El punto de vista de Amory, aunque peligroso, no estaba lejos de la verdad. Sus reacciones para con el medio ambiente podían resumirse en las siguientes tablas, empezando por sus primeros años:
1. El Amory fundamental.
2. Amory más Beatrice.
3. Amory más Beatrice más Minneapolis.
St. Regis deshizo todo aquello para volver a empezar de nuevo:
4. Amory más St. Regis.
5. Amory más St. Regis más Princeton.
Aquí es donde más se había aproximado al éxito, por la vía del conformismo. El Amory fundamental, indolente, imaginativo y rebelde había quedado casi sepultado. Al conformarse había triunfado, pero su imaginación estaba lejos de sentirse satisfecha con su propio éxito; por lo que, de forma casi indiferente y accidental, había desbaratado todo lo conseguido, para convertirse de nuevo en él.
6. Amory fundamental.
El día de Acción de Gracias, apacible y discretamente falleció su padre. La incongruencia de aquella muerte con los encantos de Lake Geneva o la actitud reticente y digna de su madre le divertía, y asistió al funeral con alegre tolerancia. Pensaba que el entierro era preferible a la cremación y sonrió ante el procedimiento elegido en su niñez, oxidación lenta en la copa de un árbol.

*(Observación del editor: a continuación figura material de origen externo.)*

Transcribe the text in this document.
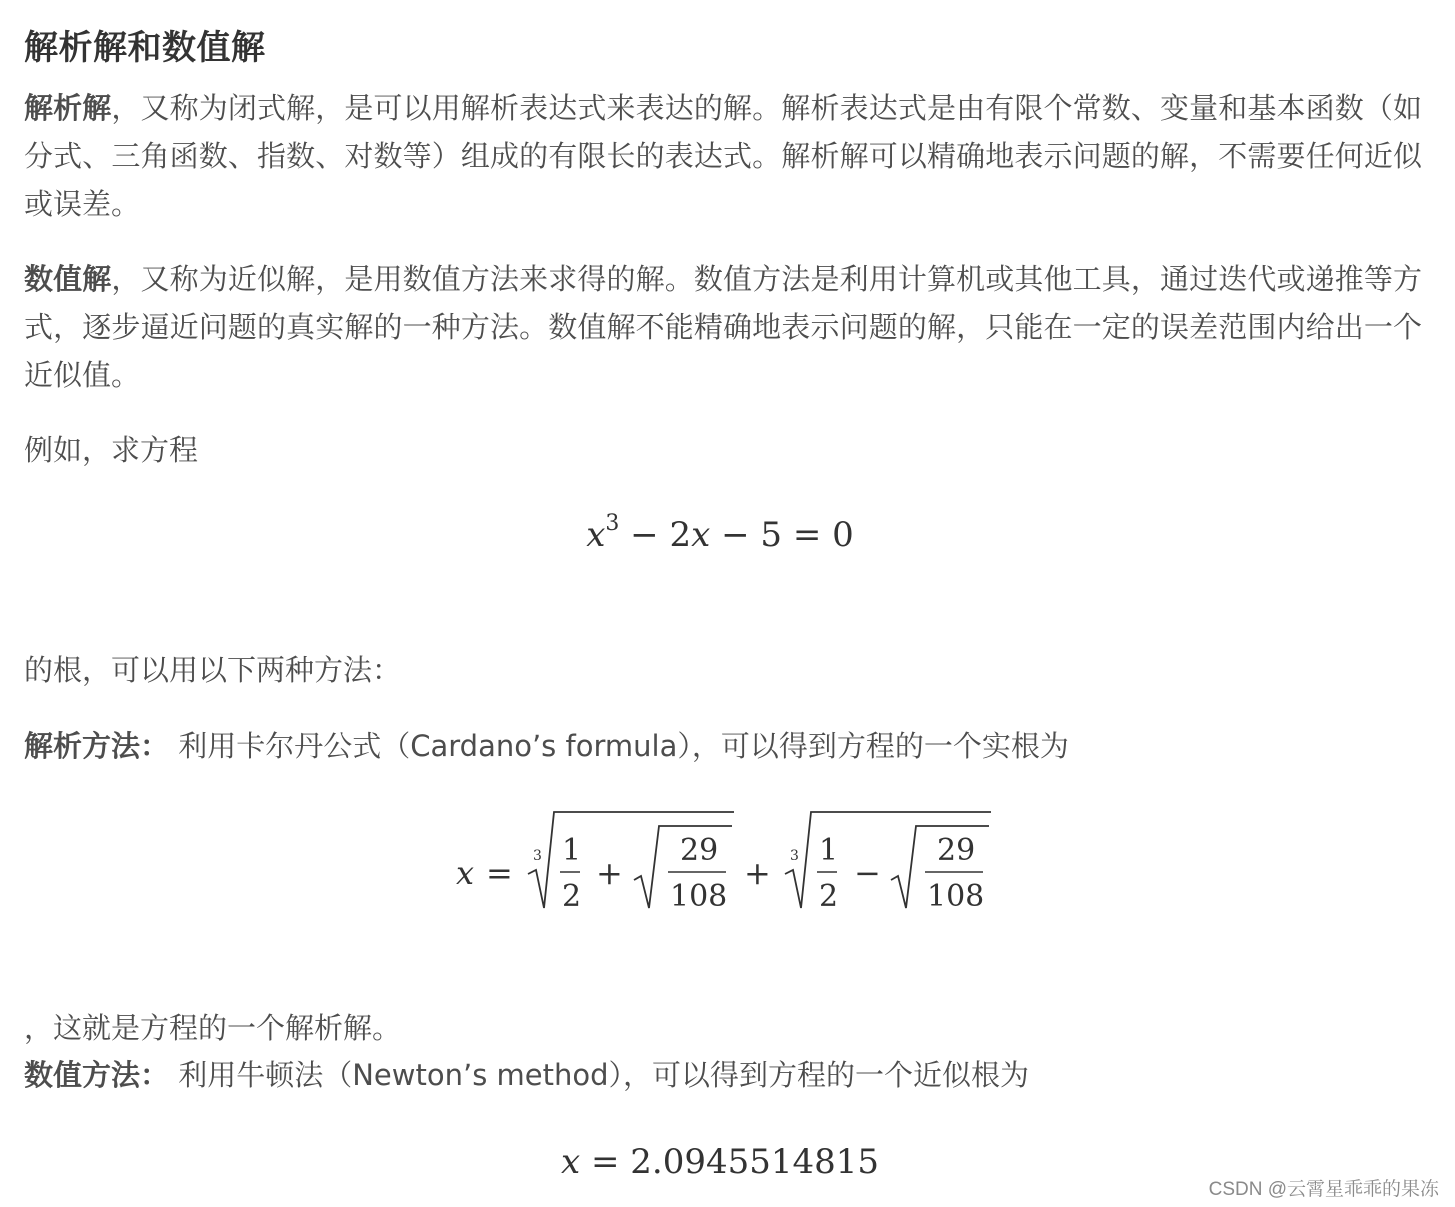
解析解和数值解

解析解，又称为闭式解，是可以用解析表达式来表达的解。解析表达式是由有限个常数、变量和基本函数（如分式、三角函数、指数、对数等）组成的有限长的表达式。解析解可以精确地表示问题的解，不需要任何近似或误差。

数值解，又称为近似解，是用数值方法来求得的解。数值方法是利用计算机或其他工具，通过迭代或递推等方式，逐步逼近问题的真实解的一种方法。数值解不能精确地表示问题的解，只能在一定的误差范围内给出一个近似值。

例如，求方程
的根，可以用以下两种方法：
解析方法： 利用卡尔丹公式（Cardano’s formula），可以得到方程的一个实根为
，这就是方程的一个解析解。
数值方法： 利用牛顿法（Newton’s method），可以得到方程的一个近似根为
$x^3 - 2x - 5 = 0$
x = 3 1
2
+
29
108
+ 3 1
2
−
29
108
x = 2.0945514815
CSDN @云霄星乖乖的果冻
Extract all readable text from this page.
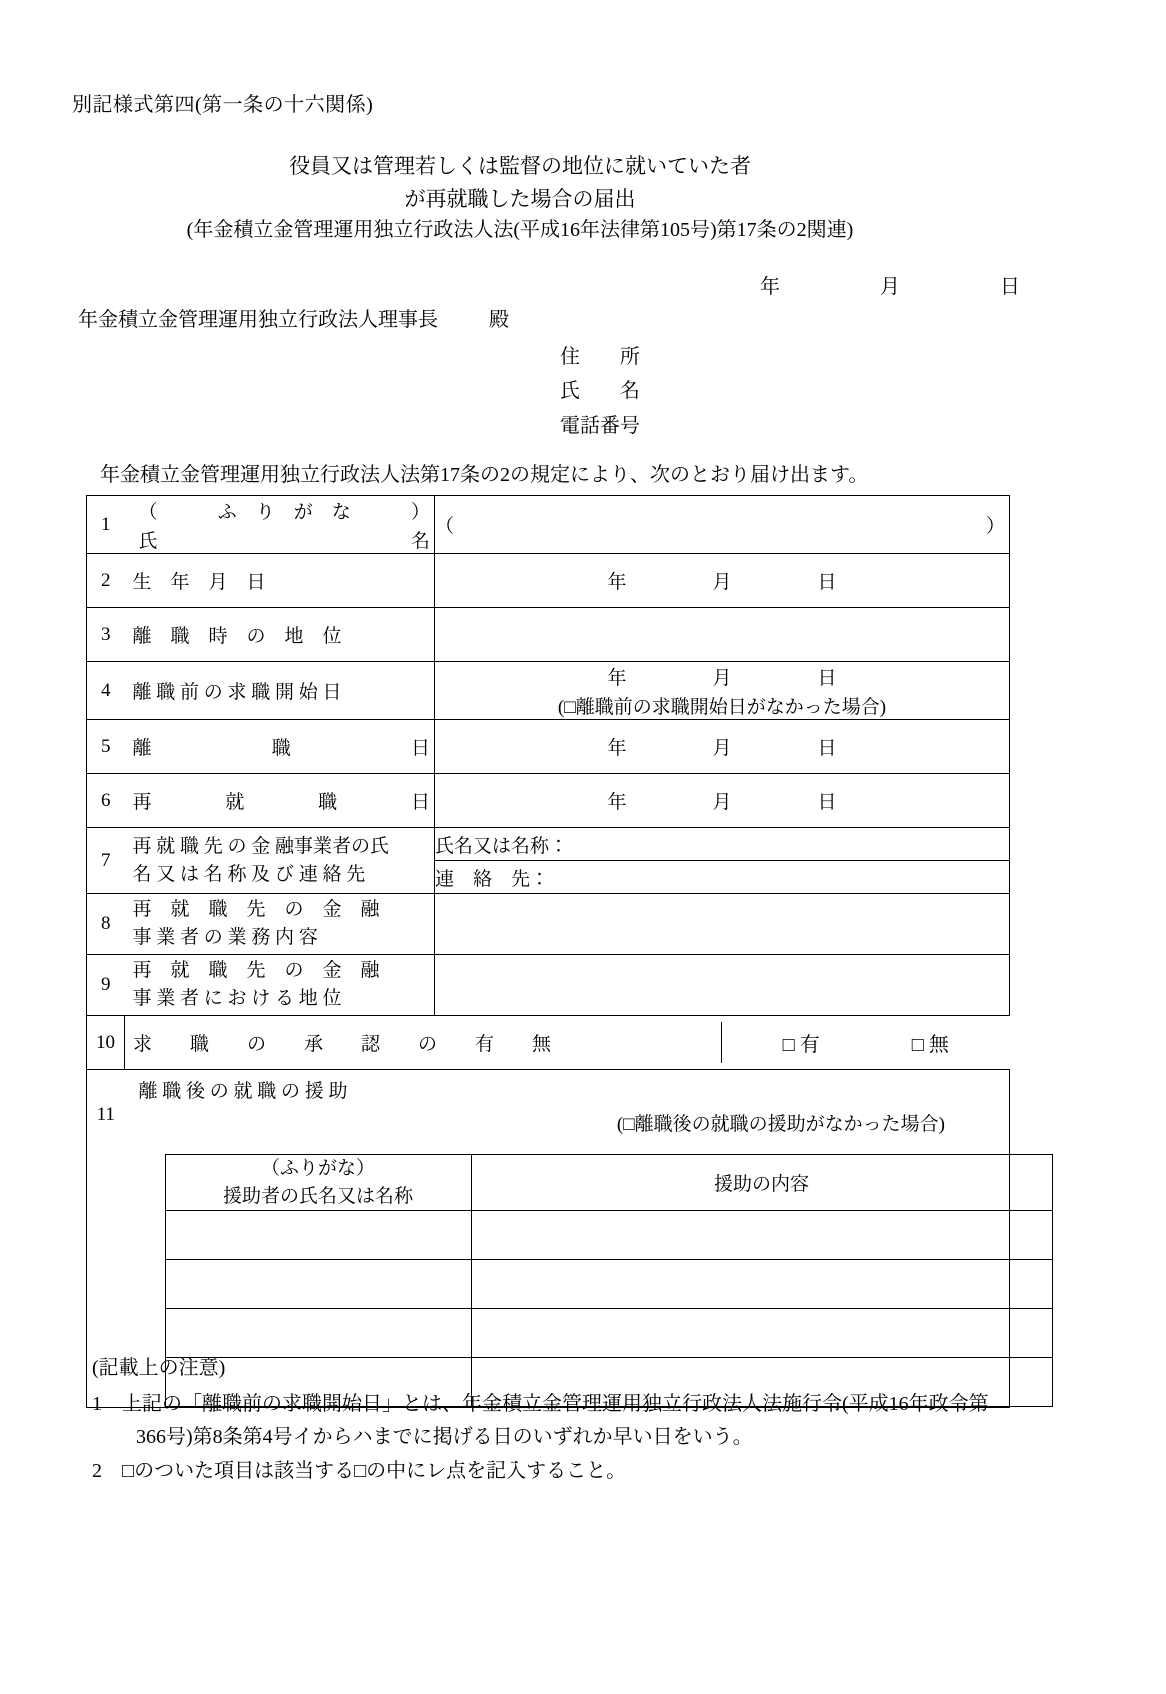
別記様式第四(第一条の十六関係)
役員又は管理若しくは監督の地位に就いていた者
が再就職した場合の届出
(年金積立金管理運用独立行政法人法(平成16年法律第105号)第17条の2関連)
年	月	日
年金積立金管理運用独立行政法人理事長	殿
住　　所
氏　　名
電話番号
年金積立金管理運用独立行政法人法第17条の2の規定により、次のとおり届け出ます。
1	
（	ふ　り　が　な	）
氏	名

（	）

2	生　年　月　日	年	月	日

3	離　職　時　の　地　位

4	離 職 前 の 求 職 開 始 日

年	月	日
(□離職前の求職開始日がなかった場合)

5	離	職	日	年	月	日

6	再	就	職	日	年	月	日

7	
再 就 職 先 の 金 融事業者の氏
名 又 は 名 称 及 び 連 絡 先
	氏名又は名称：
連　絡　先：
8	
再　就　職　先　の　金　融
事 業 者 の 業 務 内 容

9	
再　就　職　先　の　金　融
事 業 者 に お け る 地 位

10	求　　職　　の　　承　　認　　の　　有　　無	□ 有	□ 無

11	
離 職 後 の 就 職 の 援 助
(□離職後の就職の援助がなかった場合)
（ふりがな）
援助者の氏名又は名称
	援助の内容

(記載上の注意)
1	上記の「離職前の求職開始日」とは、年金積立金管理運用独立行政法人法施行令(平成16年政令第
366号)第8条第4号イからハまでに掲げる日のいずれか早い日をいう。
2	□のついた項目は該当する□の中にレ点を記入すること。
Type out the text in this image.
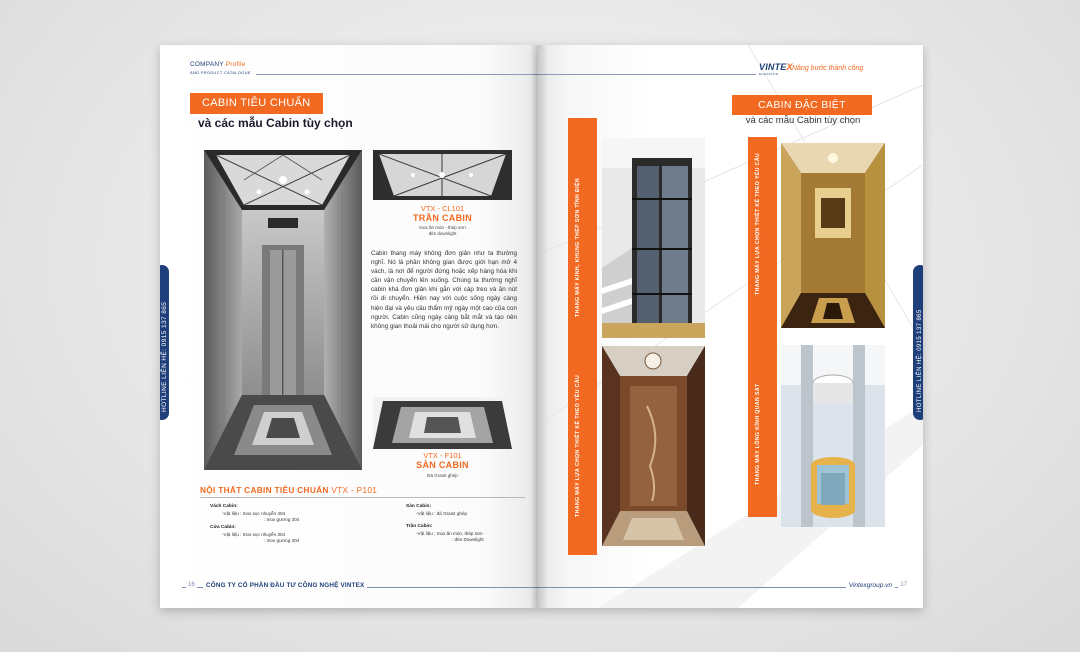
COMPANY Profile
AND PRODUCT CATALOGUE
CABIN TIÊU CHUẨN
và các mẫu Cabin tùy chọn
VTX - CL101
TRẦN CABIN
Inox ăn mòn - thép sơn
đèn downlight
Cabin thang máy không đơn giản như ta thường nghĩ. Nó là phần không gian được giới hạn mở 4 vách, là nơi để người đứng hoặc xếp hàng hóa khi cần vận chuyển lên xuống. Chúng ta thường nghĩ cabin khá đơn giản khi gắn với cáp treo và ăn nút rồi di chuyển. Hiện nay với cuộc sống ngày càng hiện đại và yêu cầu thẩm mỹ ngày một cao của con người. Cabin cũng ngày càng bắt mắt và tạo nên không gian thoải mái cho người sử dụng hơn.
VTX - F101
SÀN CABIN
Đá Granit ghép
HOTLINE LIÊN HỆ: 0915 137 865
NỘI THẤT CABIN TIÊU CHUẨN VTX - P101
Vách Cabin:
-Vật liệu : Inox sọc nhuyễn 304
: Inox gương 304
Cửa Cabin:
-Vật liệu : Inox sọc nhuyễn 304
: Inox gương 304
Sàn Cabin:
-Vật liệu : đá Granit ghép
Trần Cabin:
-Vật liệu : Inox ăn mòn, thép sơn
: đèn Downlight
16	CÔNG TY CỔ PHẦN ĐẦU TƯ CÔNG NGHỆ VINTEX
VINTEX
ELEVATOR
Nâng bước thành công
CABIN ĐẶC BIỆT
và các mẫu Cabin tùy chọn
THANG MÁY KÍNH, KHUNG THÉP SƠN TĨNH ĐIỆN
THANG MÁY LỰA CHỌN THIẾT KẾ THEO YÊU CẦU
THANG MÁY LỰA CHỌN THIẾT KẾ THEO YÊU CẦU
THANG MÁY LỒNG KÍNH QUAN SÁT
HOTLINE LIÊN HỆ: 0915 137 865
Vintexgroup.vn	17
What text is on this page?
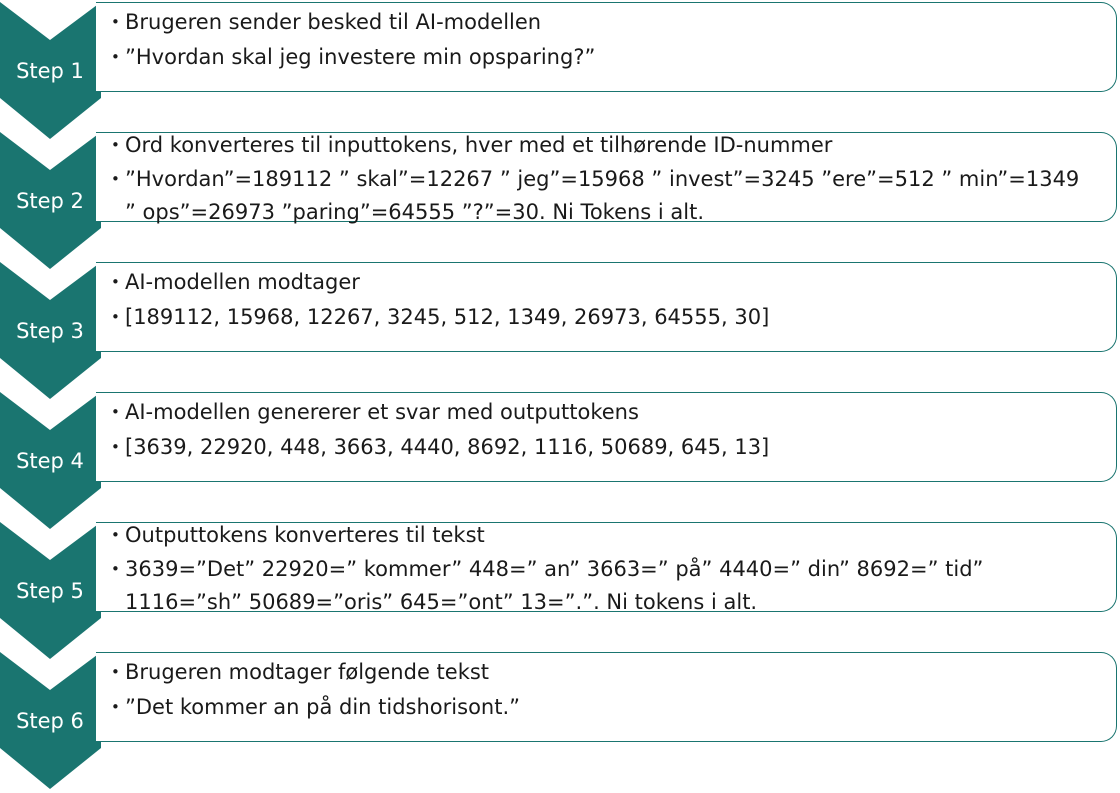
Step 1
• Brugeren sender besked til AI-modellen
• ”Hvordan skal jeg investere min opsparing?”
Step 2
• Ord konverteres til inputtokens, hver med et tilhørende ID-nummer
• ”Hvordan”=189112 ” skal”=12267 ” jeg”=15968 ” invest”=3245 ”ere”=512 ” min”=1349 ” ops”=26973 ”paring”=64555 ”?”=30. Ni Tokens i alt.
Step 3
• AI-modellen modtager
• [189112, 15968, 12267, 3245, 512, 1349, 26973, 64555, 30]
Step 4
• AI-modellen genererer et svar med outputtokens
• [3639, 22920, 448, 3663, 4440, 8692, 1116, 50689, 645, 13]
Step 5
• Outputtokens konverteres til tekst
• 3639=”Det” 22920=” kommer” 448=” an” 3663=” på” 4440=” din” 8692=” tid” 1116=”sh” 50689=”oris” 645=”ont” 13=”.”. Ni tokens i alt.
Step 6
• Brugeren modtager følgende tekst
• ”Det kommer an på din tidshorisont.”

El día siguiente a la ceremonia se entretenía en el sofá de la biblioteca, ensayando actitudes mortuorias y tratando de saber si le encontrarían, cuando le llegara su hora, con las manos piadosamente cruzadas sobre el pecho (monseñor Darcy había patrocinado esa postura como la más distinguida) o con las manos cruzadas bajo la nuca, con un gesto más pagano y byroniano.
Mucho más que el abandono de su padre de las cosas mundanas despertó la curiosidad de Amory una conversación tripartita entre Beatrice, Mr. Barton —de la firma Barton and Krogman, sus abogados— y él mismo, que tuvo lugar algunos días después del funeral. Por primera vez tuvo conocimiento real de las finanzas de la familia para comprender la inmensidad de la fortuna que había estado en manos de su padre. Se cogió un legajo con el número 1906 y se lo leyó con cuidado. El gasto total de aquel año había sido superior a los ciento diez mil dólares. De ellos, cuarenta mil constituían la dotación de Beatrice, cuyo asiento estaba todo él contabilizado con el encabezamiento: «Créditos, cheques y letras de cambio a la orden de Beatrice Blaine». El resto estaba minuciosamente contabilizado; los impuestos y mejoras de la finca de Lake Geneva ascendían a casi nueve mil dólares; los gastos de casa, incluyendo el eléctrico de Beatrice y un coche francés, comprado aquel año, superaban los treinta y cinco mil dólares. Todo lo demás había sido esmeradamente anotado, e invariablemente los asientos del debe superaban a los del haber. Amory quedó conmovido al descubrir, en el volumen correspondiente a 1912, la disminución del número de obligaciones y el gran descenso de la renta. Ello no se acusaba en la cuenta de Beatrice, pero parecía evidente que el año anterior su padre había jugado al petróleo con poca fortuna. Se había quemado poco petróleo, pero en cambio Stephen Blaine había salido bastante chamuscado. El siguiente año y el siguiente y el siguiente evidenciaban similares descensos, hasta que Beatrice, por vez primera, empezó a hacer uso de su propio dinero para el gasto de la casa. Aun así, la cuenta del médico en el año 1913 había superado los nueve mil dólares.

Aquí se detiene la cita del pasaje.